Boundedly finite conjugacy classes of tensors
Raimundo Bastos, Carmine Monetta
TL;DR
This paper investigates when bounded conjugacy classes of tensors in the non-abelian tensor square context imply strong finiteness properties. By analyzing the group $\nu(G)$ and its tensor subgroup $T_{\otimes}(G)$, the authors prove that if every tensor has at most $n$ conjugates in $\nu(G)$, then the second derived subgroup $\nu(G)''$ is finite with $n$-bounded order, extending DS-type results to tensor frameworks. They also derive a corollary giving a BFC-condition under the additional hypothesis that $G'$ is finitely generated, and provide two counterexamples demonstrating the sharpness of the hypotheses.
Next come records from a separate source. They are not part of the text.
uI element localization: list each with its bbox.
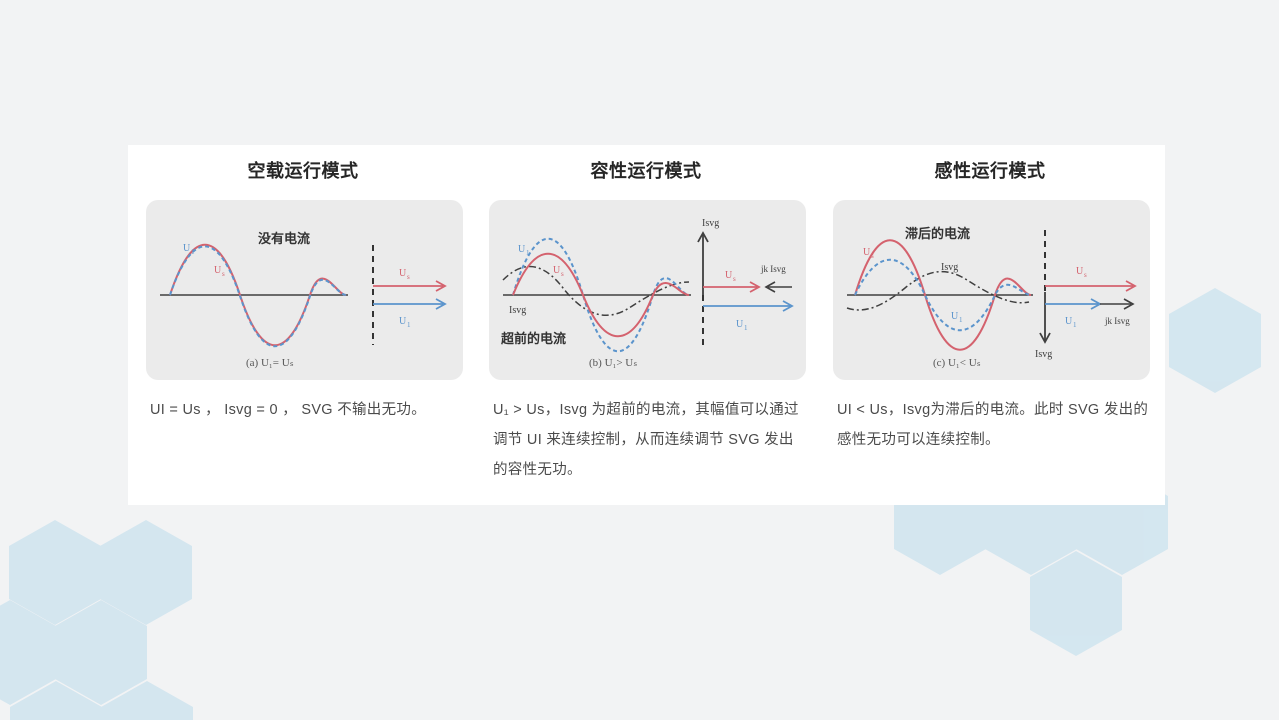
wave-label-us-sub: s — [871, 252, 874, 260]
vector-label-u1-sub: 1 — [1073, 321, 1077, 329]
wave-label-u1-sub: 1 — [959, 316, 963, 324]
vector-label-u1: U — [736, 319, 744, 330]
panel-title-inductive: 感性运行模式 — [825, 157, 1155, 183]
description-inductive: UI < Us，Isvg为滞后的电流。此时 SVG 发出的感性无功可以连续控制。 — [837, 395, 1149, 455]
vector-axis-label-isvg: Isvg — [702, 218, 719, 229]
vector-label-u1-sub: 1 — [744, 324, 748, 332]
vector-label-jkisvg: jk Isvg — [760, 264, 786, 274]
wave-label-u1: U — [518, 244, 526, 255]
wave-label-u1: U — [183, 243, 191, 254]
wave-label-u1-sub: 1 — [191, 248, 195, 256]
figure-inductive: U s U 1 Isvg 滞后的电流 Isvg jk Isvg U — [833, 200, 1150, 380]
vector-label-us-sub: s — [407, 273, 410, 281]
figure-caption-a: (a) U₁= Uₛ — [246, 357, 294, 369]
wave-isvg — [847, 272, 1029, 310]
vector-label-us-sub: s — [733, 275, 736, 283]
description-text-inductive: UI < Us，Isvg为滞后的电流。此时 SVG 发出的感性无功可以连续控制。 — [837, 402, 1148, 448]
vector-label-u1: U — [399, 316, 407, 327]
panel-capacitive: 容性运行模式 U 1 U s Isvg 超前的电流 Isvg — [481, 145, 811, 505]
wave-label-isvg: Isvg — [941, 262, 958, 273]
vector-label-u1-sub: 1 — [407, 321, 411, 329]
figure-capacitive: U 1 U s Isvg 超前的电流 Isvg jk Isvg U — [489, 200, 806, 380]
wave-label-isvg: Isvg — [509, 305, 526, 316]
panel-title-capacitive: 容性运行模式 — [481, 157, 811, 183]
slide-card: 空载运行模式 U 1 U s 没有电流 U — [128, 145, 1165, 505]
vector-label-us-sub: s — [1084, 271, 1087, 279]
wave-label-us-sub: s — [561, 270, 564, 278]
wave-label-us: U — [863, 247, 871, 258]
panel-title-no-load: 空载运行模式 — [138, 157, 468, 183]
wave-label-us: U — [553, 265, 561, 276]
figure-no-load: U 1 U s 没有电流 U s U 1 (a) U₁= Uₛ — [146, 200, 463, 380]
description-text-capacitive: U₁ > Us，Isvg 为超前的电流，其幅值可以通过调节 UI 来连续控制，从… — [493, 402, 799, 478]
vector-label-u1: U — [1065, 316, 1073, 327]
vector-label-us: U — [399, 268, 407, 279]
description-text-no-load: UI = Us ， Isvg = 0 ， SVG 不输出无功。 — [150, 402, 426, 418]
figure-inplot-label: 超前的电流 — [501, 331, 566, 346]
figure-caption-c: (c) U₁< Uₛ — [933, 357, 981, 369]
panel-inductive: 感性运行模式 U s U 1 Isvg 滞后的电流 Isvg — [825, 145, 1155, 505]
description-no-load: UI = Us ， Isvg = 0 ， SVG 不输出无功。 — [150, 395, 462, 425]
waveform-chart-no-load: U 1 U s 没有电流 U s U 1 (a) U₁= Uₛ — [146, 200, 463, 380]
vector-label-jkisvg: jk Isvg — [1104, 316, 1130, 326]
vector-axis-label-isvg: Isvg — [1035, 349, 1052, 360]
waveform-chart-inductive: U s U 1 Isvg 滞后的电流 Isvg jk Isvg U — [833, 200, 1150, 380]
wave-label-u1: U — [951, 311, 959, 322]
wave-label-us: U — [214, 265, 222, 276]
wave-label-us-sub: s — [222, 270, 225, 278]
wave-label-u1-sub: 1 — [526, 249, 530, 257]
figure-inplot-label: 没有电流 — [258, 231, 310, 246]
description-capacitive: U₁ > Us，Isvg 为超前的电流，其幅值可以通过调节 UI 来连续控制，从… — [493, 395, 805, 485]
figure-caption-b: (b) U₁> Uₛ — [589, 357, 637, 369]
wave-u1 — [170, 246, 346, 346]
vector-label-us: U — [725, 270, 733, 281]
panel-no-load: 空载运行模式 U 1 U s 没有电流 U — [138, 145, 468, 505]
figure-inplot-label: 滞后的电流 — [905, 226, 970, 241]
vector-label-us: U — [1076, 266, 1084, 277]
waveform-chart-capacitive: U 1 U s Isvg 超前的电流 Isvg jk Isvg U — [489, 200, 806, 380]
wave-isvg — [503, 267, 689, 316]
The work highlights how bounded tensor conjugacy controls higher derived structure and contributes to understanding when a group is a BFC-group based on tensor data.
Abstract
Let $n$ be a positive integer and let $G$ be a group. We denote by $ν(G)$ a certain extension of the non-abelian tensor square $G \otimes G$ by $G \times G$. Set $T_{\otimes}(G) = \{g \otimes h \mid g,h \in G\}$. We prove that if the size of the conjugacy class $\left |x^{ν(G)} \right| \leq n$ for every $x \in T_{\otimes}(G)$, then the second derived subgroup $ν(G)''$ is finite with $n$-bounded order. Moreover, we obtain a sufficient condition for a group to be a BFC-group.